The jar rolls down the slope of fabric, sending the sand inside whirling about like one of those snow shakers they sell at Christmas. I pull it on to a sheet of newspaper to wrap, but the metal lid pierces through the first layer and I have to wrap another round it. Helen rolls her eyes.
“Oh, Helen,” I say, pressing pleats of paper over the word “pickle.” “If I move, how will Elizabeth know where I am?”
“I’ll tell Peter,” Helen says. “I’ll tell him to pass the message on. I’ll do it tomorrow.”
I explore the jar’s contours with my fingers, watching her piling things out of a cupboard. “You’ll tell Peter?”
She nods, not looking at me.
“How will that help, Helen?” I say. “He won’t tell Elizabeth. He won’t tell her anything. He’s done something to her. I don’t know what. Hidden her away, or worse. She’s gone, and I don’t know where.”
“Okay, Mum. Okay,” she says. “What about this?”
It’s a ceramic spoon shaped like the head of a cow. The handle of the spoon has been made to look like the cow’s tongue. It’s very ugly.
“Yes. Yes, I need that,” I say, reaching for it. “It’s for Elizabeth.” I find a piece of newspaper and scrunch it round the cow’s head. The printed words are cut in half by the creases in the paper. I try to read them, but they don’t make sense. I don’t think they make sense.
“Elizabeth! Again. You chucked most of Dad’s stuff in the blink of an eye, but you’re desperate to keep all this crap, even though half of it doesn’t mean anything to you.”

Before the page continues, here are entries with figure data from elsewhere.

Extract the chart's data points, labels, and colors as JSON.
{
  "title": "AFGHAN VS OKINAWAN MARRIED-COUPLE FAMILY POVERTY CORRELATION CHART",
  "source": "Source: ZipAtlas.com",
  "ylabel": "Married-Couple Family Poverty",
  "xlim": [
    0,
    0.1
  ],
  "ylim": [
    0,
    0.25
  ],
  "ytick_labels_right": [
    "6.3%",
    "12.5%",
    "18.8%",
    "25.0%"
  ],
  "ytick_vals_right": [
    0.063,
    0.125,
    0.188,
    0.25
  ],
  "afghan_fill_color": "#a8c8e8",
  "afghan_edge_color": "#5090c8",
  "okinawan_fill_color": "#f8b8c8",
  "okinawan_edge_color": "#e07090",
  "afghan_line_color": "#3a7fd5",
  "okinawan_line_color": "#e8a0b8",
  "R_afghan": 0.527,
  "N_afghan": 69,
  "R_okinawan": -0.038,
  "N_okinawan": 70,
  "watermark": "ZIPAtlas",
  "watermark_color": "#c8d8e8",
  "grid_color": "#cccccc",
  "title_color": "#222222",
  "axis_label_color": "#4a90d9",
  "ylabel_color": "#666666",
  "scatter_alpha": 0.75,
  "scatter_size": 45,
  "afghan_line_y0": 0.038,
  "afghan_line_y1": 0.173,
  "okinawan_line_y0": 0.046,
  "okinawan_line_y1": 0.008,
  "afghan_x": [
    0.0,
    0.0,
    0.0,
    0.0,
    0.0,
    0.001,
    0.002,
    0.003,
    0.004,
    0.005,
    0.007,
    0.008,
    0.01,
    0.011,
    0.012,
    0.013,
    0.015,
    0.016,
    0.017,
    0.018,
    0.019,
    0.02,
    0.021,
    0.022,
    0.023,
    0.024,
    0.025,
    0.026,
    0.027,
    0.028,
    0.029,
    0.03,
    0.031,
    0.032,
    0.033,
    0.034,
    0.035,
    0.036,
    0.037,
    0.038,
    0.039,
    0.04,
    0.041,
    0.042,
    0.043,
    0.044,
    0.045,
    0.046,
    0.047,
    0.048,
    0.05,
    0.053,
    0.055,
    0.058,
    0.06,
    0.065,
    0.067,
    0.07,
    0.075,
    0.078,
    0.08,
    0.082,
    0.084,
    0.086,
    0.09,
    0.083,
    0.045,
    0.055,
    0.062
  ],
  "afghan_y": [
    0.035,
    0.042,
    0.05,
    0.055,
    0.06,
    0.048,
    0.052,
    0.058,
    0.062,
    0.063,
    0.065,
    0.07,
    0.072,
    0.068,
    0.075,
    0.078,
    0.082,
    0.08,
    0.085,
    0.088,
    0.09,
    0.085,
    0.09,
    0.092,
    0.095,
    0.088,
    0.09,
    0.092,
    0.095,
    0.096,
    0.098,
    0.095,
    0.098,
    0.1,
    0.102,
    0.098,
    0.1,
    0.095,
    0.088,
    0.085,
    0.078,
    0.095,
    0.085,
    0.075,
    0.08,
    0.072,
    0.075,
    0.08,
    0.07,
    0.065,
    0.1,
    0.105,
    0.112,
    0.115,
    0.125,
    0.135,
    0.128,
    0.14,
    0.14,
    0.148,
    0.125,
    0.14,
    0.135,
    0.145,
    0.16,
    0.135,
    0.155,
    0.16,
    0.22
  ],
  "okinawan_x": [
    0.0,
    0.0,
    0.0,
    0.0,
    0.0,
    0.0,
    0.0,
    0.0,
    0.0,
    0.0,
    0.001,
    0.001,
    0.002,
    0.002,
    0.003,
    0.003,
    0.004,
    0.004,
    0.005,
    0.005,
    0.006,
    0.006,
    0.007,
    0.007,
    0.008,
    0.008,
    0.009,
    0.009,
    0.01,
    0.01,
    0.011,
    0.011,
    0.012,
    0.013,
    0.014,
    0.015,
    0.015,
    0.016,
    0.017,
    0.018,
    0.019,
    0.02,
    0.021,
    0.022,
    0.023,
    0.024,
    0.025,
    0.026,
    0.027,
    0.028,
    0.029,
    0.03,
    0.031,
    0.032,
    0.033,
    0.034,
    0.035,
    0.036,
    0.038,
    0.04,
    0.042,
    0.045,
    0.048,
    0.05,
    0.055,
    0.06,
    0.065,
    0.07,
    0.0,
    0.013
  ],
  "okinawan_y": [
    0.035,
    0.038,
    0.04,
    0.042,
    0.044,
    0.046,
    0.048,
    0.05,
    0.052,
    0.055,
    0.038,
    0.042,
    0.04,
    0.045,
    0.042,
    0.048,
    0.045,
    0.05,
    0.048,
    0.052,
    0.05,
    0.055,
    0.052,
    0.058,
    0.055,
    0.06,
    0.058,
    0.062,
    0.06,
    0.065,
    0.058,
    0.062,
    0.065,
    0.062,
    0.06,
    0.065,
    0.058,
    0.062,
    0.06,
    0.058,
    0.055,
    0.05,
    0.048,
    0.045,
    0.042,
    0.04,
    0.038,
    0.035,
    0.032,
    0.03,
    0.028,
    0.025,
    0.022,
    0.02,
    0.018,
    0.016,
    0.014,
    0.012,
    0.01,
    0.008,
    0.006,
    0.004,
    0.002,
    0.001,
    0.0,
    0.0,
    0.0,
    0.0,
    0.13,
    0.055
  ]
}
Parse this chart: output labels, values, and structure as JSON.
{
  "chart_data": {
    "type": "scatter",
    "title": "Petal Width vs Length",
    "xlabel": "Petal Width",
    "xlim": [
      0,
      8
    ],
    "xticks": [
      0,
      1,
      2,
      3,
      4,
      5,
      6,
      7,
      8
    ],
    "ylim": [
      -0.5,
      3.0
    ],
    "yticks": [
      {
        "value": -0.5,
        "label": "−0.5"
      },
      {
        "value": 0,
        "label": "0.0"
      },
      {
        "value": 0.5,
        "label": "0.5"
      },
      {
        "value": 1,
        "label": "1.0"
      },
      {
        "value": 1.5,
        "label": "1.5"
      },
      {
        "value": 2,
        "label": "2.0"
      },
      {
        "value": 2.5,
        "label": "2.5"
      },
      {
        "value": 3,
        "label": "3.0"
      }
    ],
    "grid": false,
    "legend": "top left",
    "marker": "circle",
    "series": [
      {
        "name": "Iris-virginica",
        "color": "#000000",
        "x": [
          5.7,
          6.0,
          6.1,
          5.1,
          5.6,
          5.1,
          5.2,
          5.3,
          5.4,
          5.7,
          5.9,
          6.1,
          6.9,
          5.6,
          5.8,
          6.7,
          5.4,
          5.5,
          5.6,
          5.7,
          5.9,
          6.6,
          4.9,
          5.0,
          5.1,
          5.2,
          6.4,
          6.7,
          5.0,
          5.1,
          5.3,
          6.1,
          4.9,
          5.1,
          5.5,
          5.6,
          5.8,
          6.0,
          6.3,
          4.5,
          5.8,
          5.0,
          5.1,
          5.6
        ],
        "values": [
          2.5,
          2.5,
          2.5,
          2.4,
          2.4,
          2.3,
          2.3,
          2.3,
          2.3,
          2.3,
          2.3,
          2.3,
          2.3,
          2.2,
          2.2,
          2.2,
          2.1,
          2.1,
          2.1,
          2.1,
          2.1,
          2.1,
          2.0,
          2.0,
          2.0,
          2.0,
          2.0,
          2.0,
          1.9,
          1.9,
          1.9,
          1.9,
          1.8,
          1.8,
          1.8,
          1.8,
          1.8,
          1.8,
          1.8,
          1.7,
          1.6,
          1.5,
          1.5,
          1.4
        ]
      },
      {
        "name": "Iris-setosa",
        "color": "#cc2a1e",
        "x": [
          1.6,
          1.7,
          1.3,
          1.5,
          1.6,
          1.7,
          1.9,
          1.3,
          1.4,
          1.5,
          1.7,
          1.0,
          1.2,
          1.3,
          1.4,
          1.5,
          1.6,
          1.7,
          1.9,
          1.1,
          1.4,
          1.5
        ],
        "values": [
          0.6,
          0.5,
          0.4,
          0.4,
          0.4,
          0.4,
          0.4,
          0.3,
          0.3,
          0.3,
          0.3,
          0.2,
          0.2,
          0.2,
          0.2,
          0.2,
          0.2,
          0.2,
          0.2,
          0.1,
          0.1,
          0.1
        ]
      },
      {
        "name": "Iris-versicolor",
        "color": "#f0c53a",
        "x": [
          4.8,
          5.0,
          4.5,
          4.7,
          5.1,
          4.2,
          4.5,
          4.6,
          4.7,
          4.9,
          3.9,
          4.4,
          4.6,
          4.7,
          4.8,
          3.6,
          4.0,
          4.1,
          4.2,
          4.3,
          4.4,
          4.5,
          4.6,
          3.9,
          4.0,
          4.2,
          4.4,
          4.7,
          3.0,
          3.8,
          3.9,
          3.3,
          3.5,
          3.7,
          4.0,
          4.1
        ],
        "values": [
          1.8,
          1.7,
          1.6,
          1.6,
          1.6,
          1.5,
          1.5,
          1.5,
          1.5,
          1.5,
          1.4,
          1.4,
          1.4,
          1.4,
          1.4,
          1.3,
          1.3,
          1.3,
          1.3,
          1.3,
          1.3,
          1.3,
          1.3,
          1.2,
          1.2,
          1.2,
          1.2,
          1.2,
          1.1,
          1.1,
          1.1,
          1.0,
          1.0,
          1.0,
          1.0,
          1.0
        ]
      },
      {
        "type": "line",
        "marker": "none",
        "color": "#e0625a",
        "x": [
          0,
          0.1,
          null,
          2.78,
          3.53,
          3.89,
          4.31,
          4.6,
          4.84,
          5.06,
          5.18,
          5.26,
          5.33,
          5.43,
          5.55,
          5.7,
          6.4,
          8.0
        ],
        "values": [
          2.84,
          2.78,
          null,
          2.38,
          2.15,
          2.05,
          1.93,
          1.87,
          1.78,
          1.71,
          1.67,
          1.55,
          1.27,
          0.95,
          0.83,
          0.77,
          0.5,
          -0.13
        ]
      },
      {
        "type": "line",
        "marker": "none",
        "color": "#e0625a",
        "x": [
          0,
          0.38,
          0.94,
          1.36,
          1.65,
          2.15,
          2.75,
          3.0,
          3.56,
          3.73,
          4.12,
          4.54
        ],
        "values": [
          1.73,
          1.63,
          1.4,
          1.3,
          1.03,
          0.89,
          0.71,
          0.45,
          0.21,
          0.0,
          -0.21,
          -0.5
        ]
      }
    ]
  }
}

I feel something filling my chest and grip the cow spoon tightly in my hands. The newspaper splits. “I can keep what I want, can’t I? I don’t see what it’s got to do with you.”
“You’re moving into my house.”
“So it’s your rules, is it? And I have to do as you say? I don’t think I want to live with you if it’s going to be like this.”
“Well, there’s no choice now. The house is sold.”
For a moment I can’t make sense of the words. It seems an impossible sentence. “You’ve sold my house?” I say, feeling sick. The floor I’m sitting on seems not to be quite stable, as if it’s gone already. “How can you sell my house? It’s mine. I live here. I’ve always lived here.”
“Oh, Mum, you agreed months ago. It’s not safe for you to live on your own any more. Can you keep packing, please. I’ll get you a cup of tea in a minute.”
“Who agreed? You’ve no right.”
“You and me and Tom agreed.”
“Tom?” I say the name, I know it’s someone particular, but I can’t think who.
“Yes, Tom, does that make it all right now, if he agreed, too?”
“Tom?” I say, looking about at the piles of clothes. “Is that the man we’re giving all these things to?”
“He flies in from Germany once a year and flies out again and you think he’s wonderful. But he’s not here day after day arranging your appointments and talking to your carers, checking your cupboards and taking you out shopping, buying you new underwear every time you lose yours and picking you up from police stations at two o’clock in the morning.”